Australia’s competition and corporate watchdogs used Netcraft technology to target 5579 scam websites over a three-week trial period.
The joint trial ran from June 29 to July 20 last year and used 5500 URLs submitted by the Australian Securities and Investment Commission (ASIC) and 79 URLs submitted by the Australian Competition and Consumer Commission (ACCC).
Many of the 5500 URLs ASIC removed with Netcraft related to cryptocurrency scams.
An ACCC spokesperson told iTnews that the 79 URLs it submitted were identified in 1757 scamwatch reports, referring to a website and service it runs targeting scams.
“The ACCC does not have capacity to undertake routine website removal which is resource intensive," the spokesperson said.
“The ACCC-submitted URLs that resulted in website removal requests were phishing (60 percent), fake online retailers (24 percent), technical support scams (six percent), malware (six percent) and cryptocurrency investment scams (2.5 percent).”
Manual blocking persists
According to documents obtained through a Freedom of Information (FoI) request by iTnews, in addition to the Netcraft trial, ASIC made 100 manual removal requests between 2015 and 2023.

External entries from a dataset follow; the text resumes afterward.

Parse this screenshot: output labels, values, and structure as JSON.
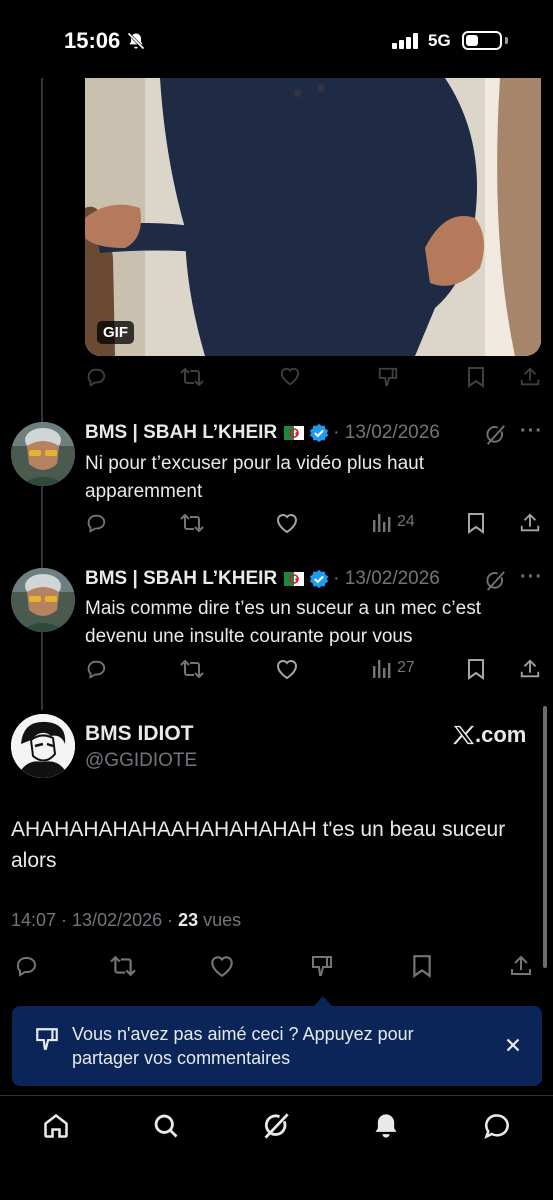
{
  "status_bar": {
    "time": "15:06",
    "network": "5G"
  },
  "gif_tweet": {
    "badge": "GIF"
  },
  "replies": [
    {
      "name": "BMS | SBAH L’KHEIR",
      "date": "· 13/02/2026",
      "text": "Ni pour t’excuser pour la vidéo plus haut apparemment",
      "views": "24"
    },
    {
      "name": "BMS | SBAH L’KHEIR",
      "date": "· 13/02/2026",
      "text": "Mais comme dire t’es un suceur a un mec c’est devenu une insulte courante pour vous",
      "views": "27"
    }
  ],
  "main_tweet": {
    "name": "BMS IDIOT",
    "handle": "@GGIDIOTE",
    "source": ".com",
    "text": "AHAHAHAHAHAAHAHAHAHAH t'es un beau suceur alors",
    "time": "14:07 · 13/02/2026 · ",
    "views_count": "23",
    "views_label": " vues"
  },
  "feedback_banner": {
    "text": "Vous n'avez pas aimé ceci ? Appuyez pour partager vos commentaires"
  },
  "icons": {
    "reply": "reply-icon",
    "repost": "repost-icon",
    "like": "heart-icon",
    "dislike": "dislike-icon",
    "views": "views-icon",
    "bookmark": "bookmark-icon",
    "share": "share-icon",
    "grok": "grok-icon",
    "home": "home-icon",
    "search": "search-icon",
    "notifications": "bell-icon",
    "messages": "messages-icon"
  },
  "colors": {
    "background": "#000000",
    "muted": "#71767b",
    "verified": "#1d9bf0",
    "banner": "#0b2559"
  }
}
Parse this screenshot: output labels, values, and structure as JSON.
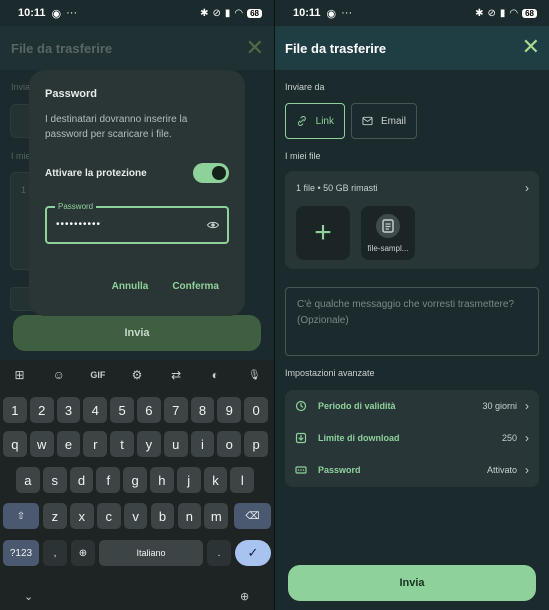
{
  "status_left": {
    "time": "10:11",
    "battery": "68"
  },
  "status_right": {
    "time": "10:11",
    "battery": "68"
  },
  "dialog": {
    "title": "Password",
    "description": "I destinatari dovranno inserire la password per scaricare i file.",
    "protection_label": "Attivare la protezione",
    "protection_on": true,
    "field_label": "Password",
    "field_value": "••••••••••",
    "cancel_label": "Annulla",
    "confirm_label": "Conferma"
  },
  "left_bg": {
    "title": "File da trasferire",
    "frag_1": "Invia",
    "frag_2": "I mie",
    "frag_3": "1",
    "send_label": "Invia"
  },
  "keyboard": {
    "toolbar": [
      "⊞",
      "☺",
      "GIF",
      "⚙",
      "⇄",
      "◐",
      "🎙"
    ],
    "row_numbers": [
      "1",
      "2",
      "3",
      "4",
      "5",
      "6",
      "7",
      "8",
      "9",
      "0"
    ],
    "row_1": [
      "q",
      "w",
      "e",
      "r",
      "t",
      "y",
      "u",
      "i",
      "o",
      "p"
    ],
    "row_2": [
      "a",
      "s",
      "d",
      "f",
      "g",
      "h",
      "j",
      "k",
      "l"
    ],
    "row_3": [
      "z",
      "x",
      "c",
      "v",
      "b",
      "n",
      "m"
    ],
    "shift": "⇧",
    "backspace": "⌫",
    "symbols": "?123",
    "comma": ",",
    "globe": "⊕",
    "space_label": "Italiano",
    "period": ".",
    "enter": "✓",
    "hide": "⌄",
    "lang": "⊕"
  },
  "right": {
    "title": "File da trasferire",
    "send_via_label": "Inviare da",
    "link_label": "Link",
    "email_label": "Email",
    "my_files_label": "I miei file",
    "files_summary": "1 file  •  50 GB rimasti",
    "file_name": "file-sampl...",
    "message_placeholder": "C'è qualche messaggio che vorresti trasmettere? (Opzionale)",
    "advanced_label": "Impostazioni avanzate",
    "settings": [
      {
        "name": "Periodo di validità",
        "value": "30 giorni",
        "icon": "clock-icon"
      },
      {
        "name": "Limite di download",
        "value": "250",
        "icon": "download-icon"
      },
      {
        "name": "Password",
        "value": "Attivato",
        "icon": "password-icon"
      }
    ],
    "send_label": "Invia"
  },
  "colors": {
    "accent": "#8fd19b",
    "background": "#1b2a2c",
    "header": "#1f3e44"
  }
}
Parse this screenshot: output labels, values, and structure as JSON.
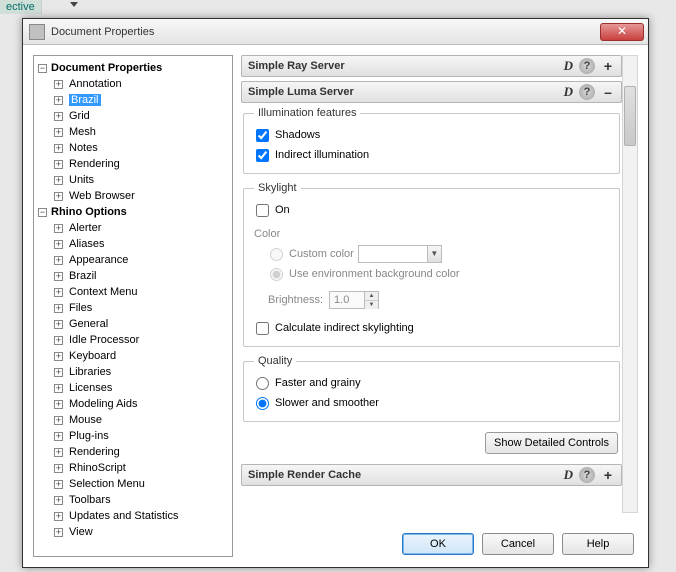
{
  "bg": {
    "menu_item": "ective"
  },
  "dialog": {
    "title": "Document Properties",
    "close_glyph": "✕"
  },
  "tree": {
    "root1": {
      "label": "Document Properties",
      "expanded": true
    },
    "doc_children": [
      "Annotation",
      "Brazil",
      "Grid",
      "Mesh",
      "Notes",
      "Rendering",
      "Units",
      "Web Browser"
    ],
    "doc_selected_index": 1,
    "root2": {
      "label": "Rhino Options",
      "expanded": true
    },
    "rhino_children": [
      "Alerter",
      "Aliases",
      "Appearance",
      "Brazil",
      "Context Menu",
      "Files",
      "General",
      "Idle Processor",
      "Keyboard",
      "Libraries",
      "Licenses",
      "Modeling Aids",
      "Mouse",
      "Plug-ins",
      "Rendering",
      "RhinoScript",
      "Selection Menu",
      "Toolbars",
      "Updates and Statistics",
      "View"
    ]
  },
  "sections": {
    "ray": {
      "title": "Simple Ray Server",
      "d": "D",
      "toggle": "+"
    },
    "luma": {
      "title": "Simple Luma Server",
      "d": "D",
      "toggle": "–"
    },
    "cache": {
      "title": "Simple Render Cache",
      "d": "D",
      "toggle": "+"
    }
  },
  "illum": {
    "legend": "Illumination features",
    "shadows_label": "Shadows",
    "indirect_label": "Indirect illumination",
    "shadows_checked": true,
    "indirect_checked": true
  },
  "skylight": {
    "legend": "Skylight",
    "on_label": "On",
    "on_checked": false,
    "color_label": "Color",
    "custom_label": "Custom color",
    "env_label": "Use environment background color",
    "brightness_label": "Brightness:",
    "brightness_value": "1.0",
    "calc_label": "Calculate indirect skylighting",
    "calc_checked": false
  },
  "quality": {
    "legend": "Quality",
    "faster_label": "Faster and grainy",
    "slower_label": "Slower and smoother",
    "selected": "slower"
  },
  "detailed_btn": "Show Detailed Controls",
  "buttons": {
    "ok": "OK",
    "cancel": "Cancel",
    "help": "Help"
  }
}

ASIC sent the requests to hosting [pdf] and domain registration [pdf] providers, as well as to Meta, Google, Apple [pdf] and AWS.
They related to scams such as fake class actions promoted over Facebook [pdf], 206 “unlicensed binary options” apps hosted on Google Play, a Facebook Messenger account impersonating ASIC deputy chair Karen Chester [pdf] and an unauthorised financial services provider Union Standard International Group hosted on AWS [pdf].
All of these requests were made informally rather than through the use of section 313 of the Telecommunications Act 1997, which is potentially why they were not reported to the Australian Communications and Media Authority (ACMA).
Agencies’ obligation to report s313 takedowns to ACMA was brought in to prevent a repeat of a notorious 2013 incident where ASIC inadvertently blocked 250,000 legal, non-target websites in its attempts to take down one illegal website.
ASIC told a 2015 parliamentary inquiry into website-blocking that it "wasn’t aware" a single IP address could host multiple websites when it asked ISPs to block IP addresses hosting sites committing financial fraud.
iTnews' FOI reveals this mistake has not been repeated - and neither ASIC’s automated or manual removal requests have had collateral damage.
This is likely because since the 2013 incident, ASIC has mostly blocked specific URLs.
The parliamentary inquiry called for “reporting arrangements” and “whole-of-government guidelines for the use of section 313,” which ACMA released in 2017.
The guidelines for the website-blocking powers apply to federal, but not state and territory agencies.
Even if including the takedowns in ACMA’s annual reports could “jeopardise ongoing or planned investigations, operational activities” or pose “national security concerns”, the guidelines instruct agencies to “provide an annual aggregate number of requests to the ACMA for publication.”
However, ASIC and ACCC have not done this, potentially because the requests have been made as informal removal notices rather than formal legal requests submitted through s313.
The 2015 inquiry found only ASIC, AFP and the Attorney-General had used section 313 for website takedowns
S313 had never been interpreted as enabling federal, state and territory agencies to unilaterally block websites until a year before the ASIC incident when the AFP set the precedent by using it to block a list of child abuse sites.
Then minister for communications Stephen Conroy said this demonstrated s313 as an alternative to Labor’s mandatory, ISP-level, content filtering proposal at the time, which it ultimately ditched.